Google constantly iterates the code for its popular Chrome browser, but it extensively tests it before sending code live to the primary stable channel for Google Chrome builds.
Chrome 80 will appear on the stable channel for Google Chrome from February 5, and, as The Register reports, Google’s already aware of at least one change that could affect the websites that you visit on a regular basis if they’re not already prepared.
Specifically, there’s a substantial change in the way that Chrome handles Cookies. As you’re probably aware, these are the snippets of code used to manage user sessions and often also to provide tracking facilities as users jump from site to site. Cookies can be downright abused for matters like fraudulent site identification and the leaking of private information – which means that they’re bad news in the online world of 2020 if left alone.
That’s where Chrome 80 makes a substantial change. As The Register notes:
“Chrome 80’s cookie code will look for the SameSite attribute in webpage HTML and will handle cookies according to the value assigned or by assuming a default value if none has been provided by a site developer. The SameSite attribute supports three primary values: SameSite=None; SameSite=Strict; and SameSite=Lax. SameSite=None is what a web developer would set to allow cookies in a third-party context, but in Chrome 80 an additional flag, Secure, will need to be set because SameSite=None cookies without it will reject them.”

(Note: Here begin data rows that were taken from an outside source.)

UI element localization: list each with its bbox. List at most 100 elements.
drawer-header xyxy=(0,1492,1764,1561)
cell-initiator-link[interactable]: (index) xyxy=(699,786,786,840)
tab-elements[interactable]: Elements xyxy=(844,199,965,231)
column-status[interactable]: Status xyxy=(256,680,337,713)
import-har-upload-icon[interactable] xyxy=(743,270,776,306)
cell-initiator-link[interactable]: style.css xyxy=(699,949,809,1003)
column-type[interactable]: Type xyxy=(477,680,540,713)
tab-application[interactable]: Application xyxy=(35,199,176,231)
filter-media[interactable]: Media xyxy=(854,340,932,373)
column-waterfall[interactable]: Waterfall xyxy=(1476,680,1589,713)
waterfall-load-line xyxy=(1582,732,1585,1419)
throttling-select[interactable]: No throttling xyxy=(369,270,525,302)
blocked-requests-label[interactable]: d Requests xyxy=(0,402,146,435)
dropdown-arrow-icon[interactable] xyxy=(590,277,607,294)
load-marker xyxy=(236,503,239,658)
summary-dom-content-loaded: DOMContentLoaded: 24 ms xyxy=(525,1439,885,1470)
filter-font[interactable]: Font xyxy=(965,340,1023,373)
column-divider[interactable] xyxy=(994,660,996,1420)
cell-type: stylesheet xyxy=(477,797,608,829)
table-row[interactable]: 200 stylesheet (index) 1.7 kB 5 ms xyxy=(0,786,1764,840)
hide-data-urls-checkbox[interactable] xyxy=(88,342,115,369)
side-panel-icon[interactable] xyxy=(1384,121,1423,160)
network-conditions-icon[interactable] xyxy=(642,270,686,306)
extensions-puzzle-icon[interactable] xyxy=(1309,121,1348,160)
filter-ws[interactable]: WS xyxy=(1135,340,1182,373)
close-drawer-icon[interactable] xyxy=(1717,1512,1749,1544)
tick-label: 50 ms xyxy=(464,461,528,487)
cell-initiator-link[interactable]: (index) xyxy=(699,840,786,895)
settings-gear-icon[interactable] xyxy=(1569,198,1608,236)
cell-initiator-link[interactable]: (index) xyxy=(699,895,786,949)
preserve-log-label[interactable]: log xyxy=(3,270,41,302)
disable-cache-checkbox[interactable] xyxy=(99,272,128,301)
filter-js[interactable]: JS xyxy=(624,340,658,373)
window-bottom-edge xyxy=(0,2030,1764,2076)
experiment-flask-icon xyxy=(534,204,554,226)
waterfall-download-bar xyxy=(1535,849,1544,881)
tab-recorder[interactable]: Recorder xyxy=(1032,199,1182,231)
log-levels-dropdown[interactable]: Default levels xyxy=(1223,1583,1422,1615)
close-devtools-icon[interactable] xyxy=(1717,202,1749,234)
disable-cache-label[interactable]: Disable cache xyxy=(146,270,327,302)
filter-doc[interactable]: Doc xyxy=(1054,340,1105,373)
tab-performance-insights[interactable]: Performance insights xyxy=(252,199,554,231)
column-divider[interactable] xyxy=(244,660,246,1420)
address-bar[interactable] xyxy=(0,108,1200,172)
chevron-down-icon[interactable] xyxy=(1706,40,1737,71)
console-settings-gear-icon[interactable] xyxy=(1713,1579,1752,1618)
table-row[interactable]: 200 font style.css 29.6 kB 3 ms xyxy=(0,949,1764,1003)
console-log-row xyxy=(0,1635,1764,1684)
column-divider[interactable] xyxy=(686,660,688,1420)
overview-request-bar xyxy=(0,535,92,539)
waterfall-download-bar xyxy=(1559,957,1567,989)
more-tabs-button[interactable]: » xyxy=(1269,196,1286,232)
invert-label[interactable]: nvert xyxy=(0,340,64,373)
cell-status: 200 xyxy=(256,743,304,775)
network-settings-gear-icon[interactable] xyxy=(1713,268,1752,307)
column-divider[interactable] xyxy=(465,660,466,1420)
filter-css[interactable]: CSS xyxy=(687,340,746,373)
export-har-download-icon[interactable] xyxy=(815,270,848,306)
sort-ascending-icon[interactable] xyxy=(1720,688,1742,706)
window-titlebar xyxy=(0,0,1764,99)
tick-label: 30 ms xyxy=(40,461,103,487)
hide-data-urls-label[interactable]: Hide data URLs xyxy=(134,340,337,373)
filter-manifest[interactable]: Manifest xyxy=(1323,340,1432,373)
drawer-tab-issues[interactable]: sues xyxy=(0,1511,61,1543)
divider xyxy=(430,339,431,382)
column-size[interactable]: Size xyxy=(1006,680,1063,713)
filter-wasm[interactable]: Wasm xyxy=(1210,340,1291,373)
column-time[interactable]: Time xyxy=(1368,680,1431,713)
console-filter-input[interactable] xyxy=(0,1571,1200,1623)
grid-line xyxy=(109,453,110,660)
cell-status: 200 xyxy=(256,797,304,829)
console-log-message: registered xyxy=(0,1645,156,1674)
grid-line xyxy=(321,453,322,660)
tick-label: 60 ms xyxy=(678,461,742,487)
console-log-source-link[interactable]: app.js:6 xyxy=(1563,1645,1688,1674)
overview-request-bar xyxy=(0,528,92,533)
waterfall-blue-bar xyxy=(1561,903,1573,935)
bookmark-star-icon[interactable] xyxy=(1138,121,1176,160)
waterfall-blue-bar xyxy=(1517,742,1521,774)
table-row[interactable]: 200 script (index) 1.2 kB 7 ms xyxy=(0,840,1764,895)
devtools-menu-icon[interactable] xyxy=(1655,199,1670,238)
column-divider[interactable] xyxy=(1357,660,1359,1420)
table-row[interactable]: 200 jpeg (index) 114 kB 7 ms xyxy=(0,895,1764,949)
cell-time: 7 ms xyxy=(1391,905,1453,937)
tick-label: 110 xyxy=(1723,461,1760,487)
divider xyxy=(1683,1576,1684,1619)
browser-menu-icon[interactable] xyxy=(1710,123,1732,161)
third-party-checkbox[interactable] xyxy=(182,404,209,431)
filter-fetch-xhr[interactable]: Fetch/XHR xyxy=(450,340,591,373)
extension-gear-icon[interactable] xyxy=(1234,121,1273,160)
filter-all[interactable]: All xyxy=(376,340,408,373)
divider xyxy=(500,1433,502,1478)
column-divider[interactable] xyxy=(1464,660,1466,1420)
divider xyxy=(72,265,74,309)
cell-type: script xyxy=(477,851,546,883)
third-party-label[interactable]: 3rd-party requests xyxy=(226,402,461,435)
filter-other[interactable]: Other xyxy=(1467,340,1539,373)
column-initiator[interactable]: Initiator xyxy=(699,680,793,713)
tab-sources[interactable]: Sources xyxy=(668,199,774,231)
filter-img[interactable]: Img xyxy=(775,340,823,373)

What that boils down to in layman’s terms is that any site currently utilising cookies will need to ensure that they’re setting proper SameSite variables, lest the cookie requests drag the entire structure down to the virtual ground.
SameSite=Lax is the default if tags aren’t set, and Google Engineer Lily Chen noted that “Some sites relying on third-party cookies may break temporarily until developers add “SameSite=None” .
So if the web goes all wobbly for you next week, it could well be the fault of those pesky cookies.
Or a dodgy NBN connection.
Or “those” sites you keep visiting, not that I’m judging.
In the meantime, alternative browsers that already treat cookies with a lot of suspicion, such as Brave and Firefox are readily available. Although if Chrome won’t download them for you because of a cookie error, you may be in a bit of a bind.